With the perfect balance of quirkiness, wit, emotional instability and even a few horrifically cringe-worthy moments, Steinfeld’s ‘Nadine’ is the imperfect protagonist so many of her generation will find it easy to relate to.
Of course a solid script is nothing without a talented and believable cast, something that Seventeen doesn’t struggle with given its confident line-up of both rising stars and experienced veterans, none moreso than the film’s lead: Hailee Steinfeld. With the perfect balance of quirkiness, wit, emotional instability and even a few horrifically cringe-worthy moments, Steinfeld’s ‘Nadine’ is the imperfect protagonist so many of her generation will find it easy to relate to. Second only to her impeccable comic timing, Steinfeld also excels in making the audience feel her moments of grief, heartbreak and utter hopelessness. Woody Harrelson’s heart-warmingly crude ‘Mr Bruner’ similarly impresses, as does Kyra Sedgwick’s provoking portrayal of Nadine’s long-suffering mother ‘Mona’, who owns one of the most emotionally impacting scenes of the entire film towards the movie’s conclusion like the badass actress she is.

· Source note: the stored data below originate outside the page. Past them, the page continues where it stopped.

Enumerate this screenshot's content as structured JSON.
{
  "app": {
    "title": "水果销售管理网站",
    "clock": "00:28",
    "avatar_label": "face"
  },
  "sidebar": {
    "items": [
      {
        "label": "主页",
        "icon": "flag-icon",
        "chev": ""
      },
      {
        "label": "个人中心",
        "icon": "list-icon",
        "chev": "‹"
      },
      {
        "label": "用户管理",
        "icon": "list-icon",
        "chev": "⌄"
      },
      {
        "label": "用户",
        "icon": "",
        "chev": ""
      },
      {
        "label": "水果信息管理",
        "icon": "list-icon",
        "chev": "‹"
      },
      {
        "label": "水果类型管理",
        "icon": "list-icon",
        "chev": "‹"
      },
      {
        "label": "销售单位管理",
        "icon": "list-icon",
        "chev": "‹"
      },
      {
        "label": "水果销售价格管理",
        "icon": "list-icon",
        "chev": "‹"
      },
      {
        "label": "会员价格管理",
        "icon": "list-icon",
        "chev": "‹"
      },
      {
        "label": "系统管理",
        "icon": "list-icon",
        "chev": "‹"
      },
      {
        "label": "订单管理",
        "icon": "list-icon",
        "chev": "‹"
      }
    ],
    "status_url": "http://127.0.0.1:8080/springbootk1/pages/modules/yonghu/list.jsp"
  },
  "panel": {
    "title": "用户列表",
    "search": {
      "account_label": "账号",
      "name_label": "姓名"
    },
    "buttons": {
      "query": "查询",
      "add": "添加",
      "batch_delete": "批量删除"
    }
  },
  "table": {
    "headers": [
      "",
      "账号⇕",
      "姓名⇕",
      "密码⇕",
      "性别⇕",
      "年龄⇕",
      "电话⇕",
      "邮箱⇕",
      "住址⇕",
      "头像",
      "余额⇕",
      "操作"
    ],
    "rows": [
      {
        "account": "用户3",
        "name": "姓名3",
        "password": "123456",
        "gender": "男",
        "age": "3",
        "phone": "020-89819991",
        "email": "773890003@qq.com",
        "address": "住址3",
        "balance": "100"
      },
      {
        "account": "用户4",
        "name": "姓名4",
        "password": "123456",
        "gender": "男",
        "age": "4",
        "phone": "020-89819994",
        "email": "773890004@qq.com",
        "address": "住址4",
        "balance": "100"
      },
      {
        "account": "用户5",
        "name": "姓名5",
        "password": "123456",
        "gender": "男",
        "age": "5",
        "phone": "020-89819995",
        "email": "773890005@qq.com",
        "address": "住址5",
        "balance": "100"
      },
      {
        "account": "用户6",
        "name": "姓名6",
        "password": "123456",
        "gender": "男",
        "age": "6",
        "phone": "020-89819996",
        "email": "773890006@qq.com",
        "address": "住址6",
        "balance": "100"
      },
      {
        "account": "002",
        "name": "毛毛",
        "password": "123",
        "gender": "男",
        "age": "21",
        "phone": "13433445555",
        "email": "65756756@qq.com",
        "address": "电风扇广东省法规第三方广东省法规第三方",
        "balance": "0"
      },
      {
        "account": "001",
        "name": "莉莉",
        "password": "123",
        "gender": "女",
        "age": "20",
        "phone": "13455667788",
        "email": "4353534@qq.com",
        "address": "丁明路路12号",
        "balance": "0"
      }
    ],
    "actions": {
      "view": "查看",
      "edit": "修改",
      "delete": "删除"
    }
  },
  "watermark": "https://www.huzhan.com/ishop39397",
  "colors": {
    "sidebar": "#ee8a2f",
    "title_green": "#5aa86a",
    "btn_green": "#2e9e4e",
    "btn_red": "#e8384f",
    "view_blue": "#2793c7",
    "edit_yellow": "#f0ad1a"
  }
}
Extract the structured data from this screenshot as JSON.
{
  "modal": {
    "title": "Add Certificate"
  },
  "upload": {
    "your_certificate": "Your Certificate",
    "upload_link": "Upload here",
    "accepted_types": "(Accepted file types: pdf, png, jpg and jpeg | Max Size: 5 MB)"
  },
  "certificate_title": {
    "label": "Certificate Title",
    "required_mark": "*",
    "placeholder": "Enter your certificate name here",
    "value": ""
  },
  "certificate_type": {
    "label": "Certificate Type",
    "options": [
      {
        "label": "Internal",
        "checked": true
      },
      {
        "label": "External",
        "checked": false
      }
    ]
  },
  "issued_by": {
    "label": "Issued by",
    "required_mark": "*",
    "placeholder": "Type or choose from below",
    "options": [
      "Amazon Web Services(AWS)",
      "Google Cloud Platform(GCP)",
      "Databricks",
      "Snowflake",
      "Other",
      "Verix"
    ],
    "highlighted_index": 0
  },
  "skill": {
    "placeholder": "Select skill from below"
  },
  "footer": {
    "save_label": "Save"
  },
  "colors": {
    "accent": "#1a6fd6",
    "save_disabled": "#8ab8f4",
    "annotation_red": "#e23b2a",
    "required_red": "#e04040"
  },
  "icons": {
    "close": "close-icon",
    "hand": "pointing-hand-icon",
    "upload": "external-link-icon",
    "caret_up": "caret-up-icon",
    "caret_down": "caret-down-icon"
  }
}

From moments of hilarity to heartbreak, there is a lot to love about this film; in spite of some structural issues that sadly hold it back from becoming the generation-defining movie it had all the potential to be. The biggest problem lies not within the film’s execution but instead with its provocation, in the way that it seems unfortunately preoccupied by a demographic and an aesthetic over a narrative. This unfortunately means that at times, despite nailing various character dynamics, the plot seems a little uninspired and empty. Also contributing to this is the film’s narrative structure. Cramming both the film’s emotional climax and major plot development into the first 10 minutes, while making for an utterly impressive opening sequence, leaves a rather large fraction of the film devoted to reactions. At times you can feel the storyline strain to progress the plot in anticipation for the next big joke, fight or emotional outburst. Tonally however, the film excels by mixing the perfect amount of comedy, emotion and drama to simultaneously maintain the audience’s attention throughout the movie and make it mean something once it is over.
Ultimately, The Edge of Seventeen achieves its primary goal: to capture the chaotic and unique mind-set of a teenager navigating the most turbulent years of their life, as well as nailing the different inter-generational dynamics that resonate with us all. Witty, heartfelt, sincere and strikingly relevant; The Edge of Seventeen may have a slightly transparent storyline that doesn’t quite do its story justice, but it succeeds at establishing a benchmark for the film industry in terms of its portrayal of young people.